339 Meaning of “workplace” and “permanent workplace”
(1) In this Part “workplace”, in relation to an employment, means a place at which the employee's attendance is necessary in the performance of the duties of the employment.
(2) In this Part “permanent workplace”, in relation to an employment, means a place which—
(a) the employee regularly attends in the performance of the duties of the employment, and
(b) is not a temporary workplace.
This is subject to subsections (4) and (8).
(3) In subsection (2) “temporary workplace”, in relation to an employment, means a place which the employee attends in the performance of the duties of the employment—
(a) for the purpose of performing a task of limited duration, or
(b) for some other temporary purpose.
This is subject to subsections (4) and (5).
(4) A place which the employee regularly attends in the performance of the duties of the employment is treated as a permanent workplace and not a temporary workplace if—
(a) it forms the base from which those duties are performed, or
(b) the tasks to be carried out in the performance of those duties are allocated there.
(5) A place is not regarded as a temporary workplace if the employee's attendance is—
(a) in the course of a period of continuous work at that place—
(i) lasting more than 24 months, or
(ii) comprising all or almost all of the period for which the employee is likely to hold the employment, or
(b) at a time when it is reasonable to assume that it will be in the course of such a period.
(6) For the purposes of subsection (5), a period is a period of continuous work at a place if over the period the duties of the employment are performed to a significant extent at the place.
(7) An actual or contemplated modification of the place at which duties are performed is to be disregarded for the purposes of subsections (5) and (6) if it does not, or would not, have any substantial effect on the employee's journey, or expenses of travelling, to and from the place where they are performed.
(8) An employee is treated as having a permanent workplace consisting of an area if—
(a) the duties of the employment are defined by reference to an area (whether or not they also require attendance at places outside it),
(b) in the performance of those duties the employee attends different places within the area,
(c) none of the places the employee attends in the performance of those duties is a permanent workplace, and
(d) the area would be a permanent workplace if subsections (2), (3), (5), (6) and (7) referred to the area where they refer to a place.

34.The effect of section 338 is that the expenses of necessary travel which the employee is obliged to incur, once the employee is at work, are deductible.

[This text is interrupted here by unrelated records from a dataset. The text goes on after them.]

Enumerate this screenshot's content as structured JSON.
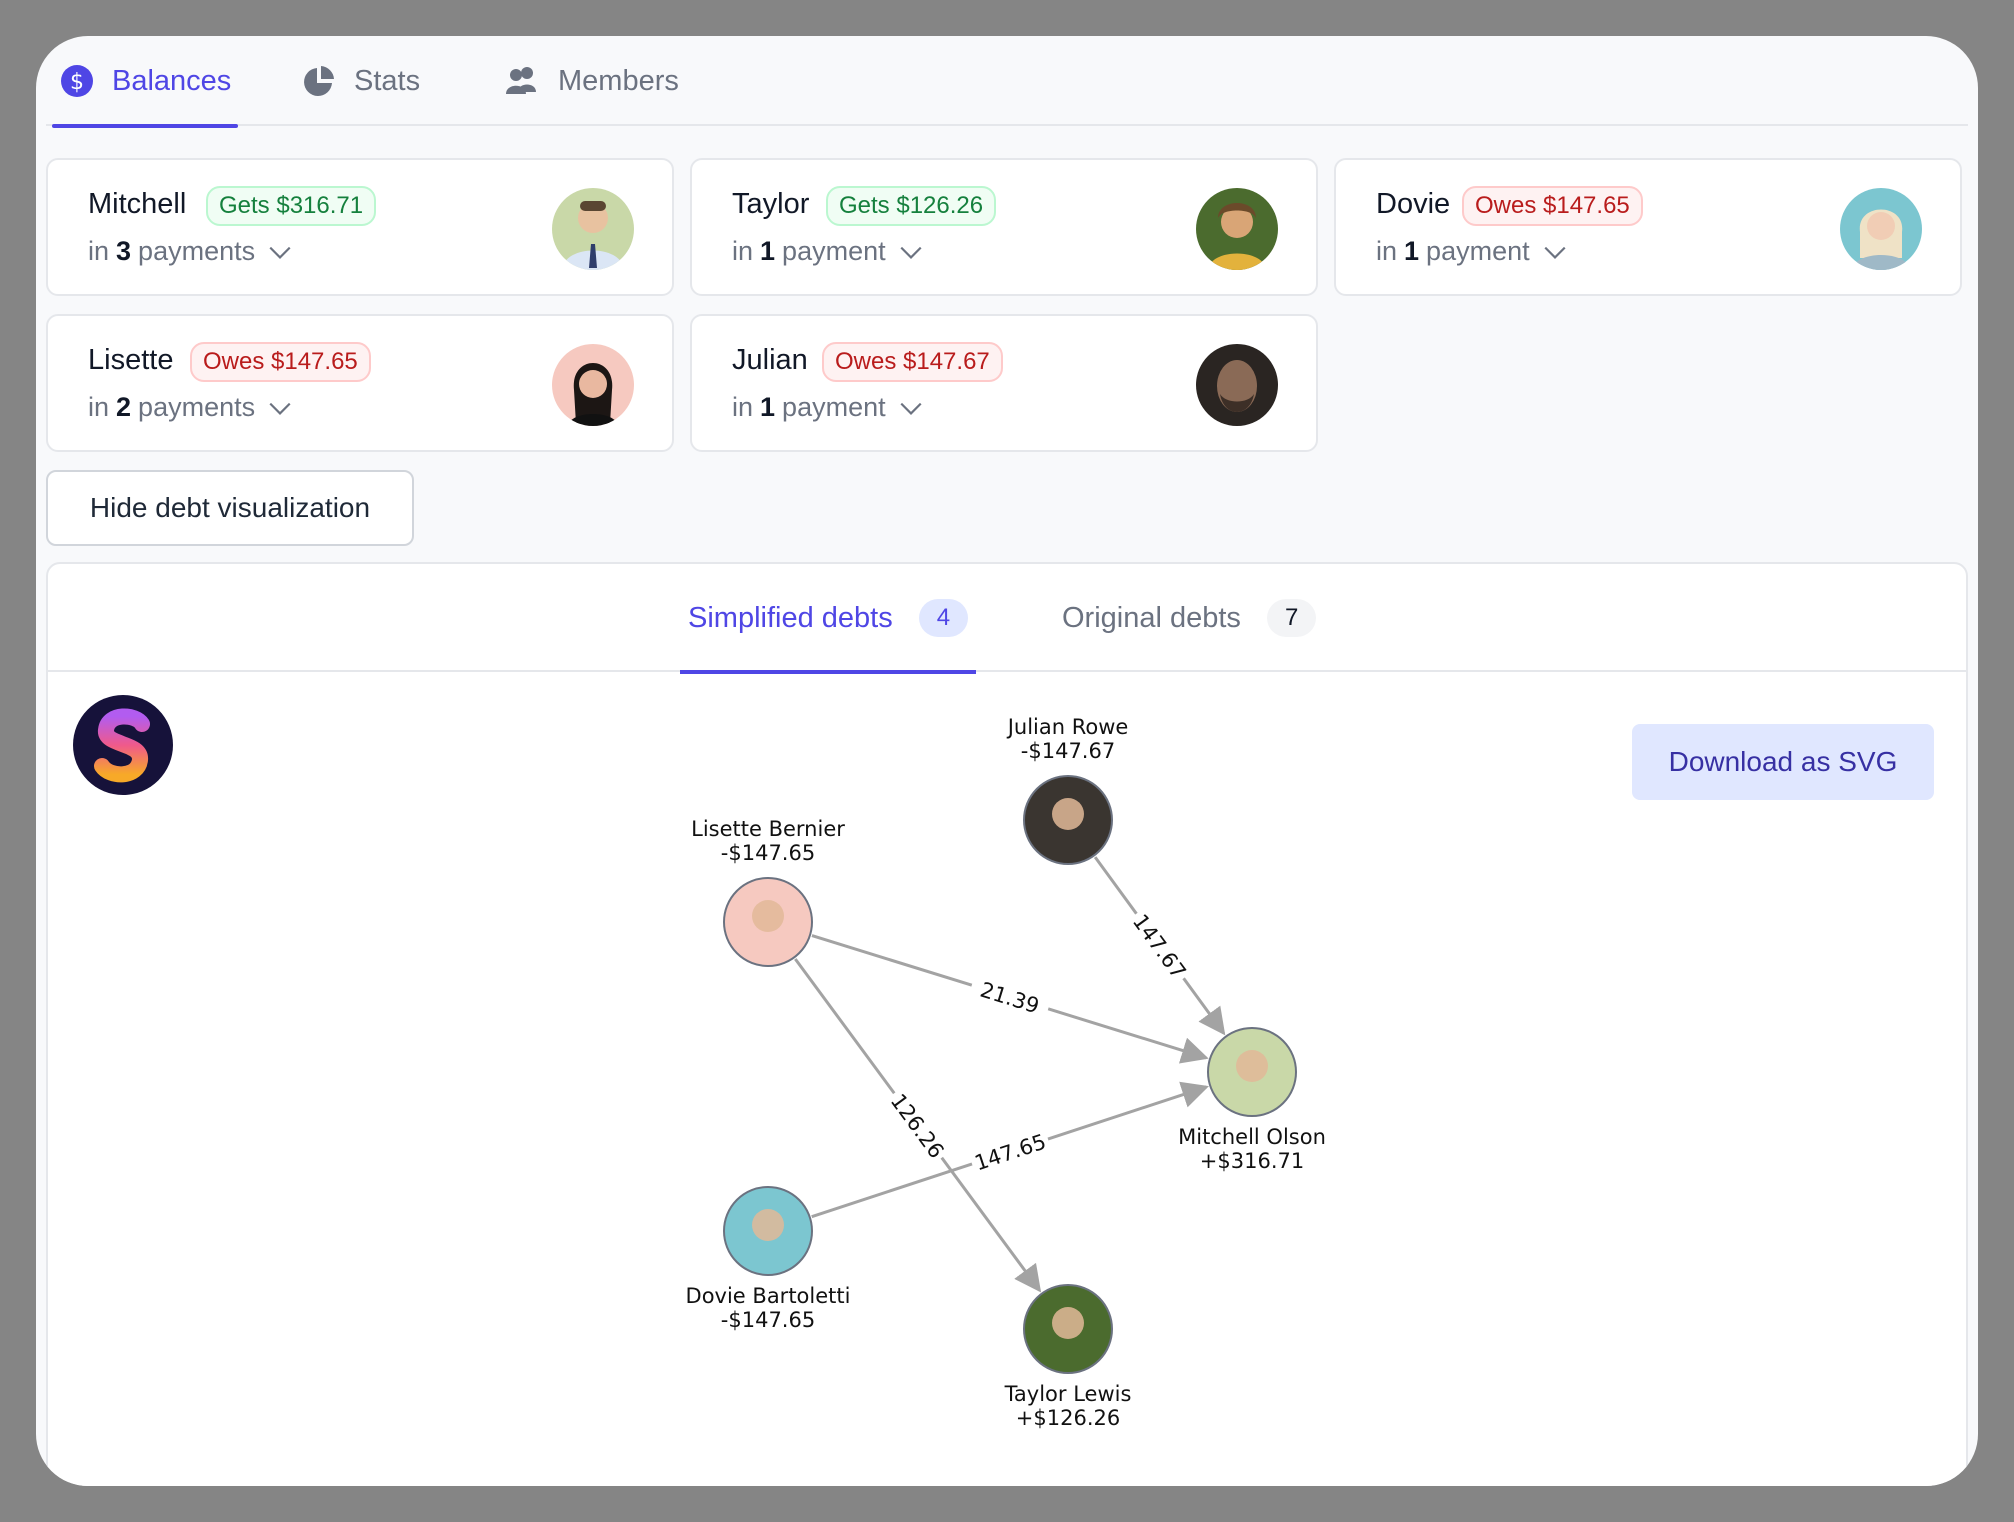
{
  "tabs": [
    {
      "label": "Balances",
      "icon": "dollar-circle-icon",
      "active": true
    },
    {
      "label": "Stats",
      "icon": "pie-chart-icon",
      "active": false
    },
    {
      "label": "Members",
      "icon": "users-icon",
      "active": false
    }
  ],
  "balances": [
    {
      "first": "Mitchell",
      "badge": "Gets $316.71",
      "status": "gets",
      "in": "in",
      "count": "3",
      "unit": "payments",
      "avatar_color": "#c9d8a8"
    },
    {
      "first": "Taylor",
      "badge": "Gets $126.26",
      "status": "gets",
      "in": "in",
      "count": "1",
      "unit": "payment",
      "avatar_color": "#4b6b2e"
    },
    {
      "first": "Dovie",
      "badge": "Owes $147.65",
      "status": "owes",
      "in": "in",
      "count": "1",
      "unit": "payment",
      "avatar_color": "#7cc6d0"
    },
    {
      "first": "Lisette",
      "badge": "Owes $147.65",
      "status": "owes",
      "in": "in",
      "count": "2",
      "unit": "payments",
      "avatar_color": "#f6c9c0"
    },
    {
      "first": "Julian",
      "badge": "Owes $147.67",
      "status": "owes",
      "in": "in",
      "count": "1",
      "unit": "payment",
      "avatar_color": "#3a3530"
    }
  ],
  "hide_button": "Hide debt visualization",
  "viz_tabs": [
    {
      "label": "Simplified debts",
      "count": "4",
      "active": true
    },
    {
      "label": "Original debts",
      "count": "7",
      "active": false
    }
  ],
  "download_button": "Download as SVG",
  "graph": {
    "nodes": [
      {
        "id": "julian",
        "name": "Julian Rowe",
        "amount": "-$147.67",
        "color": "#3a3530"
      },
      {
        "id": "lisette",
        "name": "Lisette Bernier",
        "amount": "-$147.65",
        "color": "#f6c9c0"
      },
      {
        "id": "mitchell",
        "name": "Mitchell Olson",
        "amount": "+$316.71",
        "color": "#c9d8a8"
      },
      {
        "id": "dovie",
        "name": "Dovie Bartoletti",
        "amount": "-$147.65",
        "color": "#7cc6d0"
      },
      {
        "id": "taylor",
        "name": "Taylor Lewis",
        "amount": "+$126.26",
        "color": "#4b6b2e"
      }
    ],
    "edges": [
      {
        "from": "julian",
        "to": "mitchell",
        "label": "147.67"
      },
      {
        "from": "lisette",
        "to": "mitchell",
        "label": "21.39"
      },
      {
        "from": "lisette",
        "to": "taylor",
        "label": "126.26"
      },
      {
        "from": "dovie",
        "to": "mitchell",
        "label": "147.65"
      }
    ]
  },
  "colors": {
    "accent": "#4f46e5",
    "gets": "#15803d",
    "owes": "#b91c1c"
  }
}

The effect of section 338 is that the expense of travel to a temporary workplace may be deductible, but the expenses of travel to a permanent workplace will not be.

35.We note that section 339(3)(a) refers to a task of limited duration, and that the words of subsection (4)(b) indicate that the duties of an employment may be comprised of a number of tasks.

Conclusions

(a) travel costs

36.We concluded that Mr Eze had incurred £30 in each year on the expense of travel between sites once he was at work. This expense satisfies the conditions in section 337: he was obliged to incur it as the holder of the employment, and they were expenses incurred in travelling in the performance of the duties of his employment.

37.The other travel expenses incurred by Mr Eze relate, in our view, to his travel from home to the site at which he was working. Such expense is not deductible under section 337 because, while travelling to work, Mr Eze was not at work and thus not travelling in the performance of his duties. But the expense could be allowable under section 338 to the extent it was not travel to a “permanent workplace”.